Jack retrieved his jacket from the back of a kitchen chair. “Then we might crash and you might never get to see your grandfather's lodge, and that'd be real shame because it's a beautiful place. But don't worry about that Cessna. She's not like a woman. She's never let me down, and she never will.”

 

S
ENNA HELPED
J
ACK CHOP
up chunks of frozen fish for the sled dogs' breakfast, hoping to hurry the process along so they could fly out to see the lodge. As she worked, she thought about the statement he'd made about a woman letting him down and wondered what had caused all that bitterness and cynicism.

She was using an ax for the first time in her life, kneeling as she worked because Jack had instructed her that a person kneeling would never cut themselves. She brought it down on the big stump, the way he'd showed her, chopping each fish into four parts. She tossed the parts into a bucket while he pumped water into two other five-gallon buckets and fussed about the feed shed
waiting for her to finish. It seemed to take a long time, and her arm was tired long before she was finished. “Wouldn't feeding kibble be easier?” she asked, setting the ax down and peeling off the leather gloves he'd loaned her.

“Sure. And having no sled dogs would be the easiest of all. C'mon. The dogs are waiting.”

He lugged the water, she lugged the fish, donning the gloves again in her own self-defense. This certainly was grubby work, but in an odd way she relished the physical exertion and the reconnection to the mystical circle of life. The Inuit dogs were whirling around at the ends of their tethers, eyes bright and teeth flashing. More than a few were actually foaming at the mouth. Senna was quite happy to let Jack be the one to dole out the fish, which he did with smooth rapidity, quickly making the rounds and emptying the bucket. He followed this routine by watering each dog, and then grabbed a shovel and cleaned the entire dog yard. In jig time he was finished, and Senna realized that she'd done very little except stand on the sidelines and watch.

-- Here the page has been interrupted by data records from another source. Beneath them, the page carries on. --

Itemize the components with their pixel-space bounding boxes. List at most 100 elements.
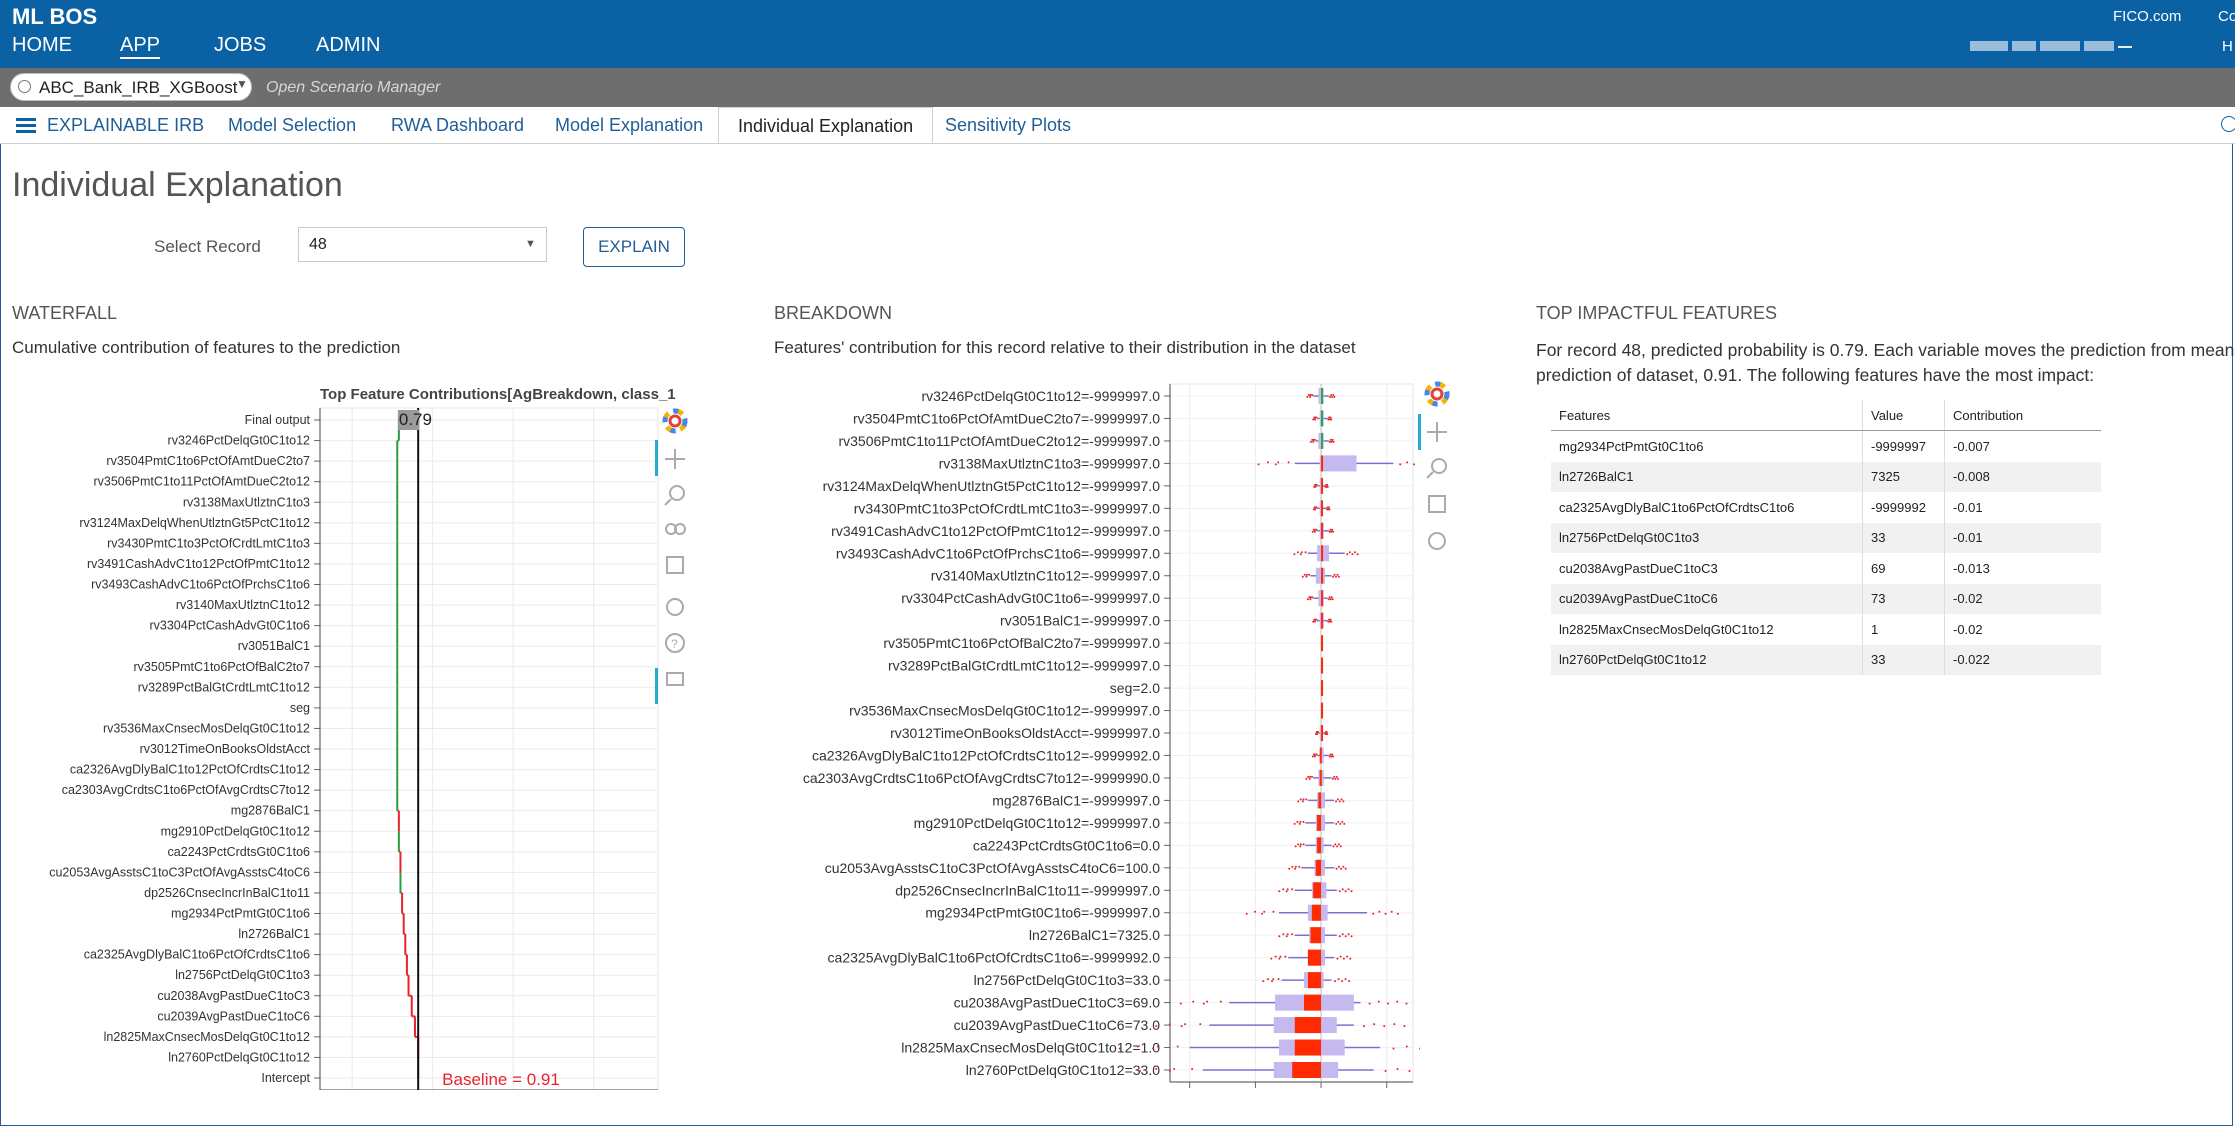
tab-model-explanation[interactable]: Model Explanation: [555, 115, 704, 135]
outlier-point: [1341, 933, 1344, 936]
outlier-point: [1298, 822, 1301, 825]
outlier-point: [1179, 1002, 1182, 1005]
outlier-point: [1314, 508, 1317, 511]
hamburger-menu-icon[interactable]: [16, 118, 36, 133]
help-icon[interactable]: ?: [665, 633, 685, 653]
record-contribution-bar: [1321, 725, 1324, 741]
cell-feature: mg2934PctPmtGt0C1to6: [1551, 430, 1863, 462]
user-menu[interactable]: [1970, 38, 2190, 54]
outlier-point: [1294, 845, 1297, 848]
outlier-point: [1329, 753, 1332, 756]
outlier-point: [1312, 418, 1315, 421]
nav-home[interactable]: HOME: [12, 34, 72, 56]
outlier-point: [1313, 483, 1316, 486]
outlier-point: [1261, 912, 1264, 915]
select-record-value: 48: [309, 236, 327, 253]
cell-contribution: -0.01: [1944, 492, 2101, 523]
y-tick-label: rv3140MaxUtlztnC1to12=-9999997.0: [931, 568, 1160, 584]
bokeh-logo-icon[interactable]: [662, 408, 688, 434]
cell-value: -9999992: [1862, 492, 1945, 523]
tab-sensitivity-plots[interactable]: Sensitivity Plots: [945, 115, 1072, 135]
outlier-point: [1304, 551, 1307, 554]
info-icon[interactable]: [2221, 116, 2235, 132]
outlier-point: [1377, 1000, 1380, 1003]
box-zoom-icon[interactable]: [1426, 458, 1447, 479]
y-tick-label: mg2876BalC1=-9999997.0: [992, 792, 1160, 808]
outlier-point: [1314, 620, 1317, 623]
outlier-point: [1309, 598, 1312, 601]
nav-jobs[interactable]: JOBS: [214, 34, 267, 56]
distribution-box: [1319, 455, 1357, 472]
tab-individual-explanation[interactable]: Individual Explanation: [718, 107, 934, 143]
save-icon[interactable]: [666, 556, 684, 574]
outlier-point: [1309, 394, 1312, 396]
hover-icon[interactable]: [666, 672, 684, 686]
y-tick-label: ln2756PctDelqGt0C1to3: [175, 968, 310, 982]
outlier-point: [1307, 394, 1310, 396]
fico-link[interactable]: FICO.com: [2113, 8, 2182, 25]
select-record-dropdown[interactable]: 48 ▼: [298, 227, 547, 262]
y-tick-label: cu2039AvgPastDueC1toC6: [157, 1009, 310, 1023]
y-tick-label: ca2326AvgDlyBalC1to12PctOfCrdtsC1to12: [70, 763, 310, 777]
y-tick-label: rv3051BalC1=-9999997.0: [1000, 613, 1160, 629]
outlier-point: [1313, 506, 1316, 509]
outlier-point: [1332, 755, 1335, 758]
help-link[interactable]: H: [2222, 38, 2233, 55]
outlier-point: [1312, 620, 1315, 623]
outlier-point: [1328, 440, 1331, 443]
open-scenario-manager-link[interactable]: Open Scenario Manager: [266, 79, 441, 96]
outlier-point: [1297, 800, 1300, 803]
outlier-point: [1328, 508, 1331, 511]
outlier-point: [1399, 463, 1402, 466]
y-tick-label: rv3506PmtC1to11PctOfAmtDueC2to12: [93, 475, 310, 489]
outlier-point: [1288, 867, 1291, 870]
explain-button[interactable]: EXPLAIN: [583, 227, 685, 267]
outlier-point: [1341, 820, 1344, 823]
save-icon[interactable]: [1428, 495, 1446, 513]
distribution-box: [1318, 388, 1324, 404]
reset-icon[interactable]: [1428, 532, 1446, 550]
outlier-point: [1331, 598, 1334, 601]
distribution-box: [1318, 590, 1324, 607]
bokeh-logo-icon[interactable]: [1424, 381, 1450, 407]
outlier-point: [1329, 618, 1332, 621]
outlier-point: [1332, 530, 1335, 533]
wheel-zoom-icon[interactable]: [665, 523, 686, 535]
outlier-point: [1329, 598, 1332, 601]
pan-icon[interactable]: [665, 449, 685, 469]
breakdown-toolbar: [1418, 381, 1450, 550]
outlier-point: [1312, 753, 1315, 756]
co-link[interactable]: Co: [2218, 8, 2235, 25]
outlier-point: [1405, 1002, 1408, 1005]
nav-admin[interactable]: ADMIN: [316, 34, 381, 56]
cell-contribution: -0.022: [1944, 644, 2101, 675]
tab-rwa-dashboard[interactable]: RWA Dashboard: [391, 115, 525, 135]
scenario-selector[interactable]: ABC_Bank_IRB_XGBoost ▼: [10, 73, 252, 101]
tab-explainable-irb[interactable]: EXPLAINABLE IRB: [47, 115, 205, 135]
outlier-point: [1329, 416, 1332, 419]
record-contribution-bar: [1321, 702, 1324, 719]
cell-value: 73: [1862, 583, 1945, 614]
pan-icon[interactable]: [1427, 422, 1447, 442]
tab-model-selection[interactable]: Model Selection: [228, 115, 357, 135]
outlier-point: [1363, 1025, 1366, 1028]
cell-feature: ln2825MaxCnsecMosDelqGt0C1to12: [1551, 614, 1863, 645]
outlier-point: [1136, 1045, 1139, 1048]
outlier-point: [1315, 733, 1318, 735]
outlier-point: [1393, 1023, 1396, 1026]
box-zoom-icon[interactable]: [664, 485, 685, 506]
outlier-point: [1293, 553, 1296, 556]
outlier-point: [1330, 530, 1333, 533]
y-tick-label: rv3491CashAdvC1to12PctOfPmtC1to12: [87, 557, 310, 571]
outlier-point: [1335, 867, 1338, 870]
nav-app[interactable]: APP: [120, 34, 161, 56]
table-row: ln2760PctDelqGt0C1to12 33 -0.022: [1551, 644, 2101, 675]
outlier-point: [1313, 416, 1316, 419]
y-tick-label: ln2825MaxCnsecMosDelqGt0C1to12: [104, 1030, 310, 1044]
outlier-point: [1298, 865, 1301, 868]
outlier-point: [1311, 755, 1314, 758]
record-contribution-bar: [1294, 1017, 1322, 1034]
outlier-point: [1332, 845, 1335, 848]
cell-contribution: -0.008: [1944, 461, 2101, 492]
reset-icon[interactable]: [666, 598, 684, 616]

“I'll feed them all by myself tonight,” she promised. “If I'm half owner, that's the least I can do. Now that they've eaten, I think it's time we did the same. I'll fix us some breakfast.”

“That's real nice of you to offer,” he said, picking up the empty buckets, “but there's nothing in the house to fix. I'll fly you out to the lodge, and after the grand tour we'll catch and fry up a mess of fish for lunch.”

“Lunch? But that's hours away. Aren't you hungry now?”

Jack was a big man, tall and broad of shoulder, and lean the way a man who worked hard physically was
lean. Surely he needed three square meals a day, and the supper she'd fixed the night before hardly qualified as a square meal. “Nah. Coffee'll hold me over just fine,” he said, heading back down the path to the house. “That's why I make it good and thick.”

“But…what about Charlie?” Senna protested, hurrying after him with her empty fish bucket. “He's a growing boy. He needs to eat.” And I'm
starving,
she pleaded silently. “Maybe we should drive into town for some groceries.”

“Nah,” he repeated over his shoulder. “Charlie's used to going for days without eating. C'mon, shake a leg. We've got a long row to hoe today.”

Senna bit her lower lip and followed after his big strides. She could eat a whole pound of bacon and a dozen eggs all by herself, but if he wasn't complaining about being hungry, neither would she. It felt good to get back into the warm kitchen, where she hovered over the wood stove, rubbing her chilled hands together. “There was ice in the dogs' water buckets,” she said.

“June in Labrador can be a little nippier than it is in Maine.” Jack poured them each another cup of coffee and ducked briefly into the living room. “Charlie? Time to get up. Rise and shine, boy. We're burning daylight.”